Equador, como as fazendas de camarão estão destruindo o ecossistema dos manguezais

Alimentação

  • No Equador, os ecossistemas de mangais estão a ser destruídos para dar lugar às explorações de exportação de camarão.
  • Os danos dizem respeito à desflorestação, mas também à poluição das águas com repercussões no ambiente e na pesca das populações locais.
  • As comunidades tentam denunciar, mas sem obter resposta. E alguns resistem em tentar replantar os manguezais.

Em Equador as fazendas de camarões destinados à exportação estão substituindo manguezais destruindo a biodiversidade e dificultando a sustentação das populações locais que pescam nestas florestas, no solo lamacento que as caracteriza conchas negrasmoluscos comestíveis de sabor intenso. É o que conta uma reportagem do país publicada no Guardian com entrevistas com pescadores, ativistas, pesquisadores e ex-trabalhadores da indústria do camarão.

Os números do desmatamento de manguezais no Equador

Na última década, a produção de camarão no Equador foi quase quadruplicouultrapassando o petróleo como principal produto de exportação do país. Quase toda a produção é destinada a China, Estados Unidos e Europacom as exportações aumentando cinco vezes após a eliminação das tarifas. A produção empurrou a pecuária para áreas já devastadas pelo desmatamento. Entre 1969 e 1999, Equador perdeu até 43 por cento de seus manguezais e as fazendas de camarão agora cobrem cerca de uma vez e meia a área dos manguezais restantes.

A desflorestação de mangais está actualmente proibida e a indústria afirma que a conversão caiu para quase zero, apesar do aumento da produção. Mas os residentes e os cientistas dizem, no entanto, que a destruição dos ecossistemas dos mangais não parou, na verdade, continua com o pretexto de podar manguezais, cavar um canal, construir ou reparar aterros.

Dados da Trase, uma iniciativa global sem fins lucrativos para a transparência da cadeia de abastecimento, mostram que entre 2014 e 2018 427 hectares de manguezais foram convertidos em fazendas de camarãoprincipalmente na província de Guayas, principal centro de carcinicultura do país. Outro estudo, baseado em imagens de sensoriamento remoto, registrou o desaparecimento de 2.900 hectares nos quatro anos seguintes, quase metade dentro de áreas protegidas.

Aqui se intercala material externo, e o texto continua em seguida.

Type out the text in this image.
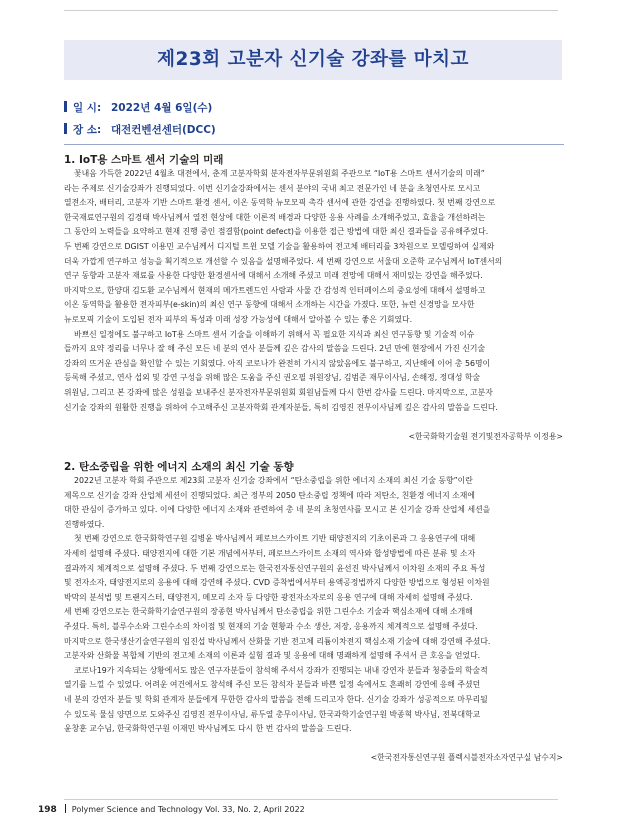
제23회 고분자 신기술 강좌를 마치고
일 시: 2022년 4월 6일(수)
장 소: 대전컨벤션센터(DCC)
1. IoT용 스마트 센서 기술의 미래
꽃내음 가득한 2022년 4월초 대전에서, 춘계 고분자학회 분자전자부문위원회 주관으로 “IoT용 스마트 센서기술의 미래”
라는 주제로 신기술강좌가 진행되었다. 이번 신기술강좌에서는 센서 분야의 국내 최고 전문가인 네 분을 초청연사로 모시고
열전소자, 배터리, 고분자 기반 스마트 환경 센서, 이온 동역학 뉴모모픽 촉각 센서에 관한 강연을 진행하였다. 첫 번째 강연으로
한국재료연구원의 김경태 박사님께서 열전 현상에 대한 이론적 배경과 다양한 응용 사례를 소개해주었고, 효율을 개선하려는
그 동안의 노력들을 요약하고 현재 진행 중인 점결함(point defect)을 이용한 접근 방법에 대한 최신 결과들을 공유해주었다.
두 번째 강연으로 DGIST 이용민 교수님께서 디지털 트윈 모델 기술을 활용하여 전고체 배터리를 3차원으로 모델링하여 실제와
더욱 가깝게 연구하고 성능을 획기적으로 개선할 수 있음을 설명해주었다. 세 번째 강연으로 서울대 오준학 교수님께서 IoT센서의
연구 동향과 고분자 재료를 사용한 다양한 환경센서에 대해서 소개해 주셨고 미래 전망에 대해서 재미있는 강연을 해주었다.
마지막으로, 한양대 김도환 교수님께서 현재의 메가트렌드인 사람과 사물 간 감성적 인터페이스의 중요성에 대해서 설명하고
이온 동역학을 활용한 전자피부(e-skin)의 최신 연구 동향에 대해서 소개하는 시간을 가졌다. 또한, 뉴런 신경망을 모사한
뉴로모픽 기술이 도입된 전자 피부의 특성과 미래 성장 가능성에 대해서 알아볼 수 있는 좋은 기회였다.
바쁘신 일정에도 불구하고 IoT용 스마트 센서 기술을 이해하기 위해서 꼭 필요한 지식과 최신 연구동향 및 기술적 이슈
들까지 요약 정리를 너무나 잘 해 주신 모든 네 분의 연사 분들께 깊은 감사의 말씀을 드린다. 2년 만에 현장에서 가진 신기술
강좌의 뜨거운 관심을 확인할 수 있는 기회였다. 아직 코로나가 완전히 가시지 않았음에도 불구하고, 지난해에 이어 총 56명이
등록해 주셨고, 연사 섭외 및 강연 구성을 위해 많은 도움을 주신 권오필 위원장님, 김범준 재무이사님, 손해정, 정대성 학술
위원님, 그리고 본 강좌에 많은 성원을 보내주신 분자전자부문위원회 회원님들께 다시 한번 감사를 드린다. 마지막으로, 고분자
신기술 강좌의 원활한 진행을 위하여 수고해주신 고분자학회 관계자분들, 특히 김영진 전무이사님께 깊은 감사의 말씀을 드린다.
<한국화학기술원 전기및전자공학부 이정용>
2. 탄소중립을 위한 에너지 소재의 최신 기술 동향
2022년 고분자 학회 주관으로 제23회 고분자 신기술 강좌에서 “탄소중립을 위한 에너지 소재의 최신 기술 동향”이란
제목으로 신기술 강좌 산업체 세션이 진행되었다. 최근 정부의 2050 탄소중립 정책에 따라 저탄소, 친환경 에너지 소재에
대한 관심이 증가하고 있다. 이에 다양한 에너지 소재와 관련하여 총 네 분의 초청연사를 모시고 본 신기술 강좌 산업체 세션을
진행하였다.
첫 번째 강연으로 한국화학연구원 김병윤 박사님께서 페로브스카이트 기반 태양전지의 기초이론과 그 응용연구에 대해
자세히 설명해 주셨다. 태양전지에 대한 기본 개념에서부터, 페로브스카이트 소재의 역사와 합성방법에 따른 분류 및 소자
결과까지 체계적으로 설명해 주셨다. 두 번째 강연으로는 한국전자통신연구원의 윤선진 박사님께서 이차원 소재의 주요 특성
및 전자소자, 태양전지로의 응용에 대해 강연해 주셨다. CVD 증착법에서부터 용액공정법까지 다양한 방법으로 형성된 이차원
박막의 분석법 및 트랜지스터, 태양전지, 메모리 소자 등 다양한 광전자소자로의 응용 연구에 대해 자세히 설명해 주셨다.
세 번째 강연으로는 한국화학기술연구원의 장종현 박사님께서 탄소중립을 위한 그린수소 기술과 핵심소재에 대해 소개해
주셨다. 특히, 블루수소와 그린수소의 차이점 및 현재의 기술 현황과 수소 생산, 저장, 응용까지 체계적으로 설명해 주셨다.
마지막으로 한국생산기술연구원의 임진섭 박사님께서 산화물 기반 전고체 리튬이차전지 핵심소재 기술에 대해 강연해 주셨다.
고분자와 산화물 복합체 기반의 전고체 소재의 이론과 실험 결과 및 응용에 대해 명쾌하게 설명해 주셔서 큰 호응을 얻었다.
코로나19가 지속되는 상황에서도 많은 연구자분들이 참석해 주셔서 강좌가 진행되는 내내 강연자 분들과 청중들의 학술적
열기를 느낄 수 있었다. 어려운 여건에서도 참석해 주신 모든 참석자 분들과 바쁜 일정 속에서도 흔쾌히 강연에 응해 주셨던
네 분의 강연자 분들 및 학회 관계자 분들에게 무한한 감사의 말씀을 전해 드리고자 한다. 신기술 강좌가 성공적으로 마무리될
수 있도록 물심 양면으로 도와주신 김영진 전무이사님, 류두열 총무이사님, 한국과학기술연구원 박종혁 박사님, 전북대학교
윤창훈 교수님, 한국화학연구원 이재민 박사님께도 다시 한 번 감사의 말씀을 드린다.
<한국전자통신연구원 플렉시블전자소자연구실 남수지>
198 Polymer Science and Technology Vol. 33, No. 2, April 2022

Em janeiro de 2024, uma operação da Marinha teria identificado uma área desmatada de 10 hectares em Manglares Don Goyo, na parte interna do Golfo de Guayaquil, uma zona úmida de importância internacional sob a Convenção de Ramsar.

Desmatamento e muito mais: todos os danos das fazendas de camarão aos manguezais

Os danos vão além do desmatamento. Os canais e margens das fazendas de camarão interrompem o correntes de maré que mantêm o solo do mangue úmido e oxigenado. A lama pode assim secar e endurecera salinidade pode variar e o árvores podem morrer lentamente. Além disso, fazendas de camarão eles também descarregam água em estuários causando poluição e morte de peixes e caranguejos.

Embora a lei equatoriana proíba o despejo de resíduos não tratados, que podem conter matéria orgânica e nutrientes provenientes de rações, fezes e fertilizantes, um estudo de 2023 descobriu que os sistemas de mangais em torno das explorações de camarão em Esmeraldas tinham concentrações de amónio e fósforo cerca de duas vezes e meia superiores às da água normal dos mangais. Uma avaliação da Seafood Watch estimou que mais de metade dos resíduos agrícolas são despejados no ambiente.

A resistência das comunidades locais onde a restauração dos manguezais é um gesto de esperança

Atualmente não há vontade política para controlar ou mitigar estritamente estes impactos porque a indústria do camarão é economicamente importante para o Equador; aqueles que denunciam não são ouvidos ou até correm o risco de extorsão. Existem alguns projetos de restauração dos mangais financiados pela indústria, mas o risco é que estas sejam principalmente operações de lavagem verde.

Alguém comunidades locais em vez disso, eles começaram uma espécie de resistência: Os moradores plantaram manguezais em uma área que já foi usada para a colheita de marisco; algumas mudas foram arrastadas pelas ondas ou comidas por caracóis, enquanto outras criaram raízes; onde as árvores sobreviveram, a lama começou a amolecer novamente e um dia, talvez, as conchas negras selvagens reaparecerão.